20.08.2014, 22:47, "Brendan Eich" <[email protected]>:
> Alex Kocharin wrote:
>>  Still doesn't make much sense... This pattern (this instanceof ...) breaks 
>> another pattern (BaseClass.call(this)). Why first one is deprecated, not the 
>> second one?
>
> Fair point, and a topic at the last TC39 meeting was to *finally* add a
> way in JS to tell whether your constructor function was called via new
> or directly.
>>  I mean, I was able to subclass such a class with prototype injection 
>> without any issues, and it feels more natural in javascript after all.
>
> You mean using `new`? Mileage varies, but I agree that client code that
> uses `new` well can add clarity about costs and reference uniqueness
> (lack of aliasing).

I mean, not using `new`. JS is a functional language after all, and having a 
function that can't be called as a function is weird.
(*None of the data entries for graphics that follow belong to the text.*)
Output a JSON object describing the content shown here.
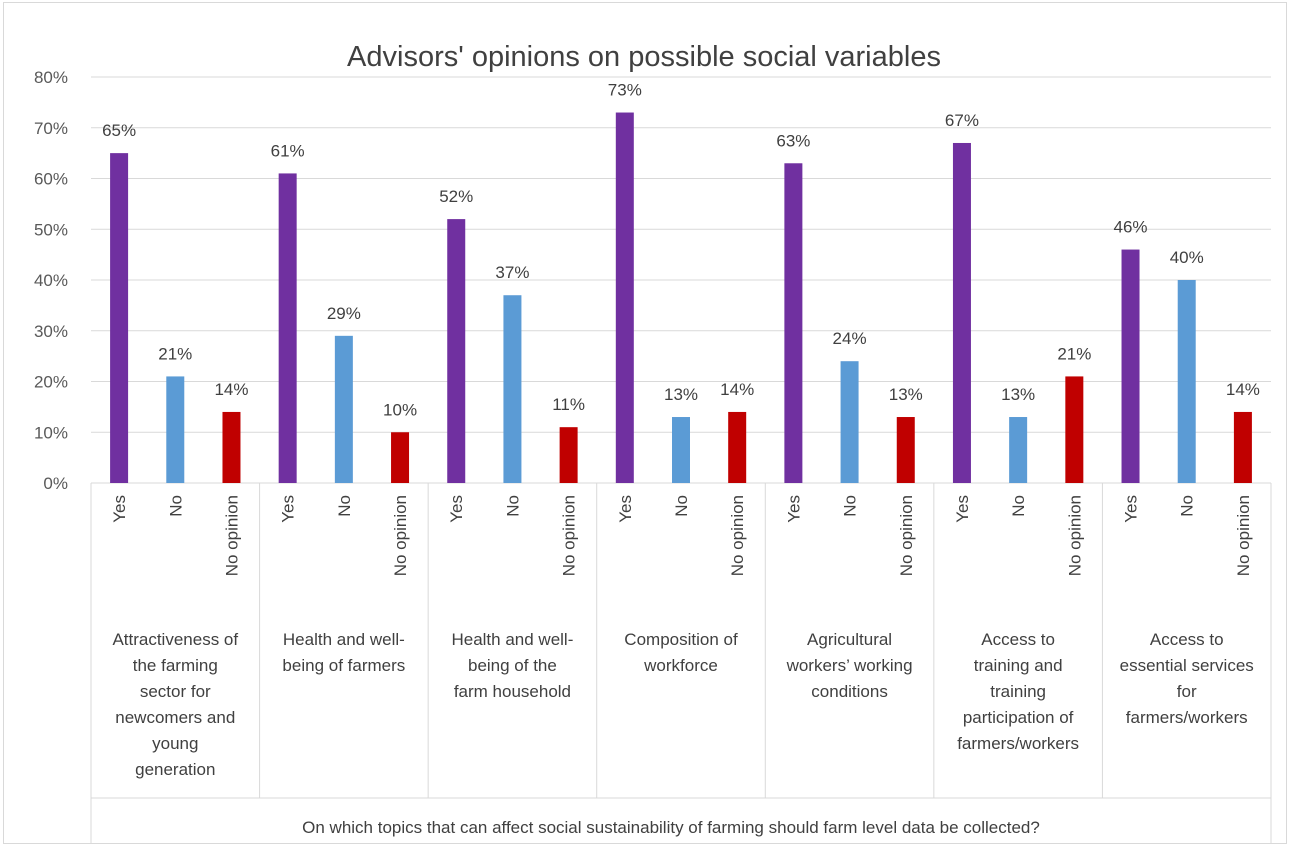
{
  "chart_data": {
    "type": "bar",
    "title": "Advisors' opinions on possible social variables",
    "xlabel": "On which topics that can affect social sustainability of farming should farm level data be collected?",
    "ylabel": "",
    "ylim": [
      0,
      80
    ],
    "yticks": [
      "0%",
      "10%",
      "20%",
      "30%",
      "40%",
      "50%",
      "60%",
      "70%",
      "80%"
    ],
    "grid": true,
    "legend": "none",
    "sub_categories": [
      "Yes",
      "No",
      "No opinion"
    ],
    "colors": {
      "Yes": "#7030a0",
      "No": "#5b9bd5",
      "No opinion": "#c00000"
    },
    "groups": [
      {
        "label_lines": [
          "Attractiveness of",
          "the farming",
          "sector for",
          "newcomers and",
          "young",
          "generation"
        ],
        "values": [
          65,
          21,
          14
        ],
        "labels": [
          "65%",
          "21%",
          "14%"
        ]
      },
      {
        "label_lines": [
          "Health and well-",
          "being of farmers"
        ],
        "values": [
          61,
          29,
          10
        ],
        "labels": [
          "61%",
          "29%",
          "10%"
        ]
      },
      {
        "label_lines": [
          "Health and well-",
          "being of the",
          "farm household"
        ],
        "values": [
          52,
          37,
          11
        ],
        "labels": [
          "52%",
          "37%",
          "11%"
        ]
      },
      {
        "label_lines": [
          "Composition of",
          "workforce"
        ],
        "values": [
          73,
          13,
          14
        ],
        "labels": [
          "73%",
          "13%",
          "14%"
        ]
      },
      {
        "label_lines": [
          "Agricultural",
          "workers’ working",
          "conditions"
        ],
        "values": [
          63,
          24,
          13
        ],
        "labels": [
          "63%",
          "24%",
          "13%"
        ]
      },
      {
        "label_lines": [
          "Access to",
          "training and",
          "training",
          "participation of",
          "farmers/workers"
        ],
        "values": [
          67,
          13,
          21
        ],
        "labels": [
          "67%",
          "13%",
          "21%"
        ]
      },
      {
        "label_lines": [
          "Access to",
          "essential services",
          "for",
          "farmers/workers"
        ],
        "values": [
          46,
          40,
          14
        ],
        "labels": [
          "46%",
          "40%",
          "14%"
        ]
      }
    ]
  }
}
If constructor supports calling it without new, I can pass it around as a 
function, do this for example:

```
> ['foo', 'bar'].map(Error)
[ [Error: foo], [Error: bar] ]
```

With mandatory `new` this would be much less elegant.

I was about to construct realistically-looking chain with [fn1, fn2, 
fn3].map(Promise).forEach(addThenHandler), but FF already seem to throw on it.